A quick taster of summer followed by a swift return to default gray skies—both outside my window and in this brief, under-100-page novella.

With a glowing introduction by Elizabeth Strout (whose writing I love), I opened this book with high hopes. Set in Turin, it’s a coming-of-age story about 16-year-old Ginia and her first experience of love. If you’re looking for romance, though, you won’t find it here; it’s a much seedier reality. Drawn into a world of struggling artists and dodgy cafes through an older friend who “models”, Ginia finds herself in situations she doesn't know how to navigate.

Pavese’s prose is incredibly spare. While I usually appreciate a minimalist style, I found myself waiting for the story to truly kick off. It felt like a very slow burn that ultimately ended with a whimper rather than a bang, leaving me frustrated when I closed the cover.

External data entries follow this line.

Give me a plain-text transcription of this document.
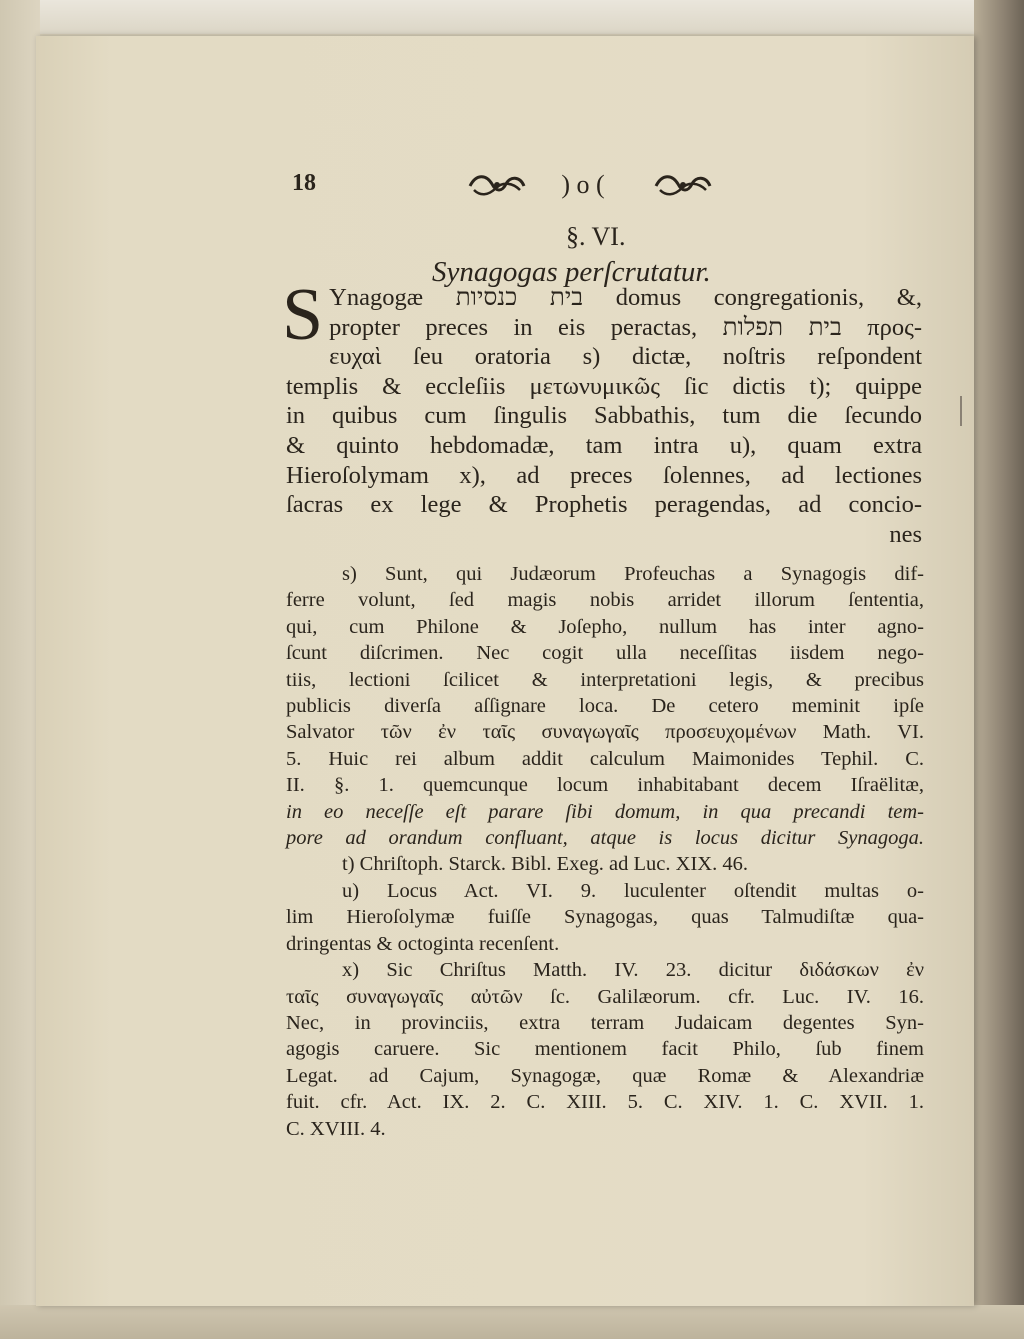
18	) o (
§. VI.
Synagogas perſcrutatur.
S Ynagogæ בית כנסיות domus congregationis, &,
propter preces in eis peractas, בית תפלות προς-
ευχαὶ ſeu oratoria s) dictæ, noſtris reſpondent
templis & eccleſiis μετωνυμικῶς ſic dictis t); quippe
in quibus cum ſingulis Sabbathis, tum die ſecundo
& quinto hebdomadæ, tam intra u), quam extra
Hieroſolymam x), ad preces ſolennes, ad lectiones
ſacras ex lege & Prophetis peragendas, ad concio-
nes
s) Sunt, qui Judæorum Profeuchas a Synagogis dif-
ferre volunt, ſed magis nobis arridet illorum ſententia,
qui, cum Philone & Joſepho, nullum has inter agno-
ſcunt diſcrimen. Nec cogit ulla neceſſitas iisdem nego-
tiis, lectioni ſcilicet & interpretationi legis, & precibus
publicis diverſa aſſignare loca. De cetero meminit ipſe
Salvator τῶν ἐν ταῖς συναγωγαῖς προσευχομένων Math. VI.
5. Huic rei album addit calculum Maimonides Tephil. C.
II. §. 1. quemcunque locum inhabitabant decem Iſraëlitæ,
in eo neceſſe eſt parare ſibi domum, in qua precandi tem-
pore ad orandum confluant, atque is locus dicitur Synagoga.
t) Chriſtoph. Starck. Bibl. Exeg. ad Luc. XIX. 46.
u) Locus Act. VI. 9. luculenter oſtendit multas o-
lim Hieroſolymæ fuiſſe Synagogas, quas Talmudiſtæ qua-
dringentas & octoginta recenſent.
x) Sic Chriſtus Matth. IV. 23. dicitur διδάσκων ἐν
ταῖς συναγωγαῖς αὐτῶν ſc. Galilæorum. cfr. Luc. IV. 16.
Nec, in provinciis, extra terram Judaicam degentes Syn-
agogis caruere. Sic mentionem facit Philo, ſub finem
Legat. ad Cajum, Synagogæ, quæ Romæ & Alexandriæ
fuit. cfr. Act. IX. 2. C. XIII. 5. C. XIV. 1. C. XVII. 1.
C. XVIII. 4.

Yet, I haven't stopped thinking about it since.

The initial feeling of it "fizzling out" has given way to something deeper. Pavese doesn't offer a grand, cinematic climax because first love rarely has one. Instead, within his rather pedantic writing, he poignantly captures the agonies, the yearning, and the sting of disappointment that so often accompanies our first brush with intimacy. It's all there - the shame, the heartbreak, and the painful maturity that follows. You think you’ve missed the spark while reading, but it stays with you, slowly warming up, well after you've closed the book.

An unsatisfactory ending on the first pass, perhaps, but a beautifully haunting reflection on youth in retrospect.

Not very summery, but then, neither is Lewis, so what else is new?